Welcome discovery: I hadn’t known about Georgia Stitt and her Alphabet City Cycle till I saw Dreamers Cantata, one of my favourite Fringe shows. Such clever, challenging funny and insightful songs, part of the Plain Jane Theatre Company’s new revue Dreamers Cantata, curated from contemporary musical theatre innovators. Beautifully delivered by young triple-threats who sizzle. See below.
Most startling, possibly unwelcome, discovery: Wouldn’t you know it?
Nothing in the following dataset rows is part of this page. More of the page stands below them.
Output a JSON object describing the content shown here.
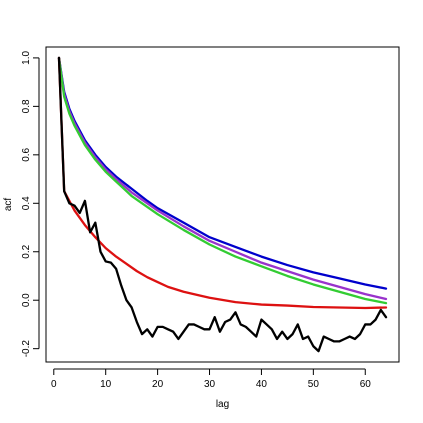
{
  "chart_data": {
    "type": "line",
    "xlabel": "lag",
    "ylabel": "acf",
    "xlim": [
      -1.5,
      66.5
    ],
    "ylim": [
      -0.255,
      1.045
    ],
    "x_ticks": [
      0,
      10,
      20,
      30,
      40,
      50,
      60
    ],
    "y_ticks": [
      -0.2,
      0.0,
      0.2,
      0.4,
      0.6,
      0.8,
      1.0
    ],
    "x_tick_labels": [
      "0",
      "10",
      "20",
      "30",
      "40",
      "50",
      "60"
    ],
    "y_tick_labels": [
      "-0.2",
      "0.0",
      "0.2",
      "0.4",
      "0.6",
      "0.8",
      "1.0"
    ],
    "grid": false,
    "series": [
      {
        "color": "#0000cc",
        "x": [
          1,
          2,
          3,
          4,
          6,
          8,
          10,
          12,
          15,
          18,
          20,
          25,
          30,
          35,
          40,
          45,
          50,
          55,
          60,
          64
        ],
        "y": [
          1.0,
          0.86,
          0.79,
          0.74,
          0.66,
          0.6,
          0.55,
          0.51,
          0.46,
          0.41,
          0.38,
          0.32,
          0.26,
          0.22,
          0.18,
          0.145,
          0.115,
          0.09,
          0.065,
          0.048
        ]
      },
      {
        "color": "#9933cc",
        "x": [
          1,
          2,
          3,
          4,
          6,
          8,
          10,
          12,
          15,
          18,
          20,
          25,
          30,
          35,
          40,
          45,
          50,
          55,
          60,
          64
        ],
        "y": [
          1.0,
          0.85,
          0.78,
          0.73,
          0.65,
          0.59,
          0.54,
          0.5,
          0.445,
          0.4,
          0.37,
          0.305,
          0.245,
          0.2,
          0.155,
          0.12,
          0.085,
          0.055,
          0.025,
          0.005
        ]
      },
      {
        "color": "#33cc33",
        "x": [
          1,
          2,
          3,
          4,
          6,
          8,
          10,
          12,
          15,
          18,
          20,
          25,
          30,
          35,
          40,
          45,
          50,
          55,
          60,
          64
        ],
        "y": [
          1.0,
          0.84,
          0.77,
          0.72,
          0.64,
          0.58,
          0.53,
          0.49,
          0.43,
          0.385,
          0.355,
          0.29,
          0.23,
          0.18,
          0.14,
          0.1,
          0.065,
          0.035,
          0.005,
          -0.012
        ]
      },
      {
        "color": "#dd1111",
        "x": [
          1,
          2,
          3,
          4,
          5,
          6,
          8,
          10,
          12,
          14,
          16,
          18,
          20,
          22,
          25,
          28,
          30,
          35,
          40,
          45,
          50,
          55,
          60,
          64
        ],
        "y": [
          1.0,
          0.45,
          0.41,
          0.37,
          0.34,
          0.31,
          0.26,
          0.215,
          0.18,
          0.15,
          0.12,
          0.095,
          0.075,
          0.055,
          0.035,
          0.02,
          0.01,
          -0.008,
          -0.018,
          -0.022,
          -0.028,
          -0.03,
          -0.032,
          -0.03
        ]
      },
      {
        "color": "#000000",
        "x": [
          1,
          2,
          3,
          4,
          5,
          6,
          7,
          8,
          9,
          10,
          11,
          12,
          13,
          14,
          15,
          16,
          17,
          18,
          19,
          20,
          21,
          22,
          23,
          24,
          25,
          26,
          27,
          28,
          29,
          30,
          31,
          32,
          33,
          34,
          35,
          36,
          37,
          38,
          39,
          40,
          41,
          42,
          43,
          44,
          45,
          46,
          47,
          48,
          49,
          50,
          51,
          52,
          53,
          54,
          55,
          56,
          57,
          58,
          59,
          60,
          61,
          62,
          63,
          64
        ],
        "y": [
          1.0,
          0.45,
          0.4,
          0.39,
          0.36,
          0.41,
          0.28,
          0.32,
          0.2,
          0.16,
          0.155,
          0.13,
          0.06,
          0.0,
          -0.03,
          -0.09,
          -0.14,
          -0.12,
          -0.15,
          -0.11,
          -0.11,
          -0.12,
          -0.13,
          -0.16,
          -0.13,
          -0.1,
          -0.1,
          -0.11,
          -0.12,
          -0.12,
          -0.07,
          -0.13,
          -0.09,
          -0.08,
          -0.05,
          -0.1,
          -0.11,
          -0.13,
          -0.15,
          -0.08,
          -0.1,
          -0.12,
          -0.16,
          -0.13,
          -0.16,
          -0.14,
          -0.1,
          -0.16,
          -0.15,
          -0.19,
          -0.21,
          -0.15,
          -0.16,
          -0.17,
          -0.17,
          -0.16,
          -0.15,
          -0.16,
          -0.14,
          -0.1,
          -0.1,
          -0.08,
          -0.04,
          -0.07
        ]
      }
    ]
  }
}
Bots can actually write plays (Plays By Bots, written by a bot named Dramatron and acted by the improvisers of Rapid Fire Theatre, was pretty funny, in a deadpan sort of way. Geez. Is nothing sacred?
New talent: young artists I hadn’t seen before (a long list, among them Sydney Williams (Pressure, by up-and-comer Amanda Samuelson), Miracle Mopera and Kyra Gusdal (Mules), Alanna McPherson along with her castmates Bella King and Larissa Poho (Dreamers Cantata).
The starting continuity of the Fringe presence in this theatre town: Kevin Sutley directed the 2006 premiere of Mules, starring the co-playwrights. And he directed this 2022 Fringe revival, with young artists. Jana O’Connor, the new head of Lit Fest, was the stage manager of the 2003 premiere of The Margin of the Sky. She’s one of the quartet of actors in Teatro La Quindicina’s Fringe farewell revival of the Stewart Lemoine comedy.
Theatre is lucky; we have some great piano players in this town: Daniel Belland (The Pansy Cabaret), Simon Abbott (thunder)CATS), Michael Clark (Conjoined), Steven Greenfield (Dreamers Cantata) among them. Just sayin’.